The film is a surreal psychological thriller which exposes the realities of society and its oppressive power structures that empower the abuser and gaslight the abused.
Interacting with media and delegates at IFFI ‘Table Talks’ organized by PIB on the sidelines of the film festival, Mercedes Bryce Morgan, Director of Fixation said that her film is inspired by Sigmund Freud and his famous patient Dora’s case study.
Being a surrealistic movie, Fixation also drew inspiration from European and Korean movies as there is not much surrealism in American movies, she added.
Elaborating on the genesis of the movie, the Director said that the story is very personal to herself and many other women she know.
“I grew up in a very small town where people live in isolated places and you happen to know only limited people. When someone says something is true, we can’t even know whether it is true or false. You are going to be stuck in this plain of reality. We doubt these things that we don’t know for sure and we start to question ourselves and the people around us. As a film maker I want to put our viewers through such surreal experience,” she said.
Revealing her love for psychological films, Mercedes Bryce Morgan said that she want to keep the audience guessing the entire time and prompt them to live with the characters. To a query, she replied that every character in the movie fixates in their own different ways.
Max Topplin, Lead Producer of the movie who joined the conversation said that Fixation is a nice blend between an experimental film and a mass market Hollywood blockbuster.
“It might be experimental in its subject matter. But at the same time it has all elements of a commercial mass market film. It has got a lot of excitement, visual stimulation, audio stimulation and great performances which one can’t look away from,” he elucidated.
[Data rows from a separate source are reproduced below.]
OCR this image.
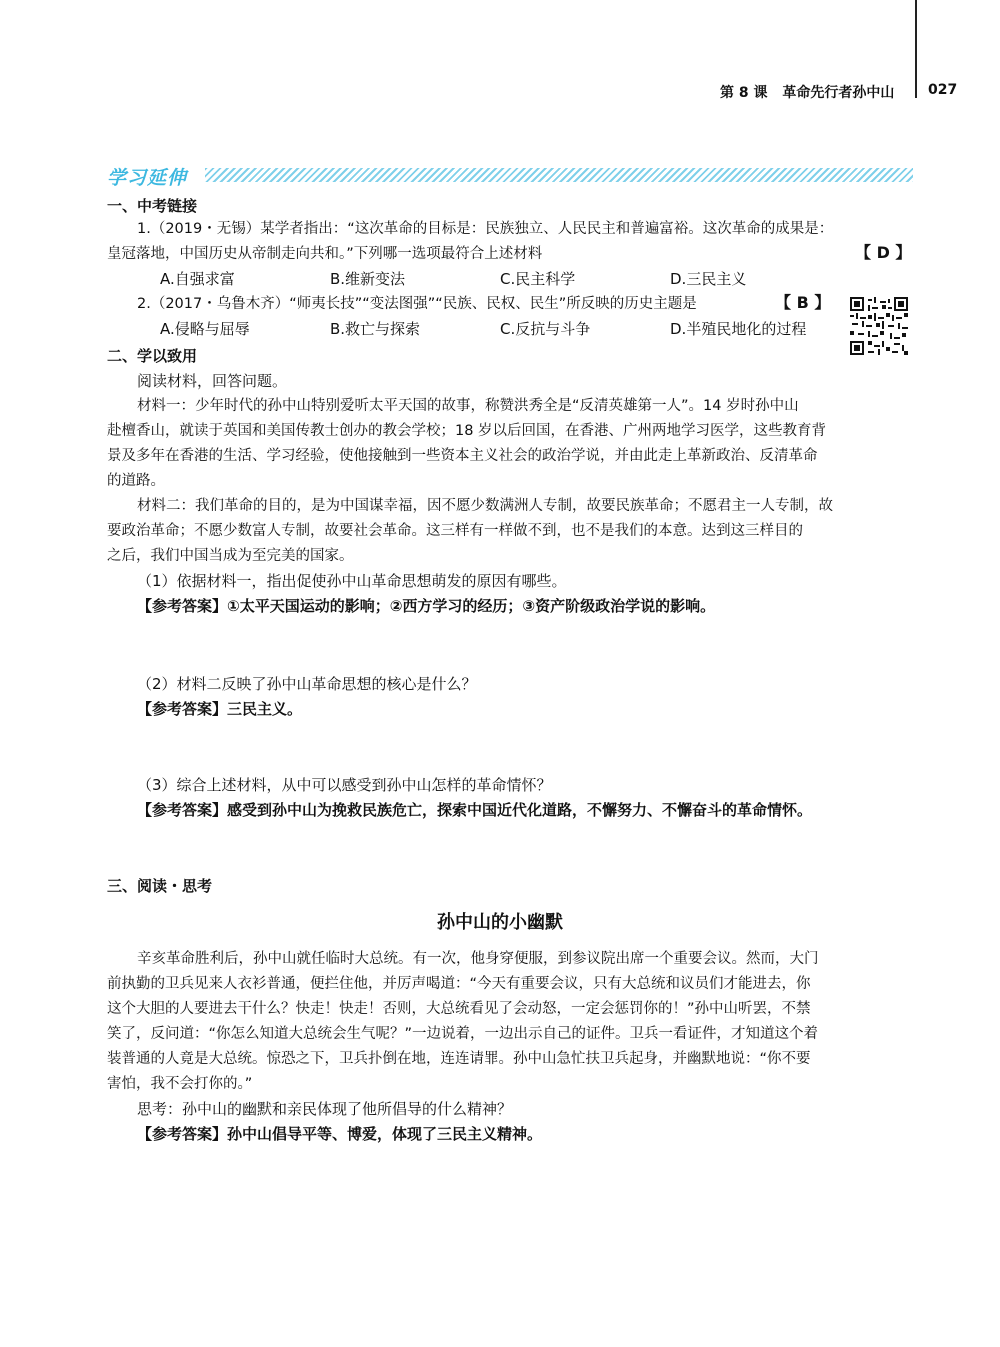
第 8 课 革命先行者孙中山 027
学习延伸
一、中考链接
1.（2019・无锡）某学者指出：“这次革命的目标是：民族独立、人民民主和普遍富裕。这次革命的成果是：
皇冠落地，中国历史从帝制走向共和。”下列哪一选项最符合上述材料	【 D 】
A.自强求富	B.维新变法	C.民主科学	D.三民主义
2.（2017・乌鲁木齐）“师夷长技”“变法图强”“民族、民权、民生”所反映的历史主题是	【 B 】
A.侵略与屈辱	B.救亡与探索	C.反抗与斗争	D.半殖民地化的过程
二、学以致用
阅读材料，回答问题。
材料一：少年时代的孙中山特别爱听太平天国的故事，称赞洪秀全是“反清英雄第一人”。14 岁时孙中山
赴檀香山，就读于英国和美国传教士创办的教会学校；18 岁以后回国，在香港、广州两地学习医学，这些教育背
景及多年在香港的生活、学习经验，使他接触到一些资本主义社会的政治学说，并由此走上革新政治、反清革命
的道路。
材料二：我们革命的目的，是为中国谋幸福，因不愿少数满洲人专制，故要民族革命；不愿君主一人专制，故
要政治革命；不愿少数富人专制，故要社会革命。这三样有一样做不到，也不是我们的本意。达到这三样目的
之后，我们中国当成为至完美的国家。
（1）依据材料一，指出促使孙中山革命思想萌发的原因有哪些。
【参考答案】①太平天国运动的影响；②西方学习的经历；③资产阶级政治学说的影响。
（2）材料二反映了孙中山革命思想的核心是什么？
【参考答案】三民主义。
（3）综合上述材料，从中可以感受到孙中山怎样的革命情怀？
【参考答案】感受到孙中山为挽救民族危亡，探索中国近代化道路，不懈努力、不懈奋斗的革命情怀。
三、阅读・思考
孙中山的小幽默
辛亥革命胜利后，孙中山就任临时大总统。有一次，他身穿便服，到参议院出席一个重要会议。然而，大门
前执勤的卫兵见来人衣衫普通，便拦住他，并厉声喝道：“今天有重要会议，只有大总统和议员们才能进去，你
这个大胆的人要进去干什么？快走！快走！否则，大总统看见了会动怒，一定会惩罚你的！”孙中山听罢，不禁
笑了，反问道：“你怎么知道大总统会生气呢？”一边说着，一边出示自己的证件。卫兵一看证件，才知道这个着
装普通的人竟是大总统。惊恐之下，卫兵扑倒在地，连连请罪。孙中山急忙扶卫兵起身，并幽默地说：“你不要
害怕，我不会打你的。”
思考：孙中山的幽默和亲民体现了他所倡导的什么精神？
【参考答案】孙中山倡导平等、博爱，体现了三民主义精神。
Though Max Topplin admits the fact that independent filmmaking is incredibly difficult, he is not very pessimistic about it. In this opinion, even films with a little weird and different subject treatment can find their audience as long as it is truthful. “But independent filmmakers has to figure out how to raise the money and convince other people that their movie is worth making,” he enumerated.
Producers of the film Katrina Kudlick and Maya Heble also participated in the conversation.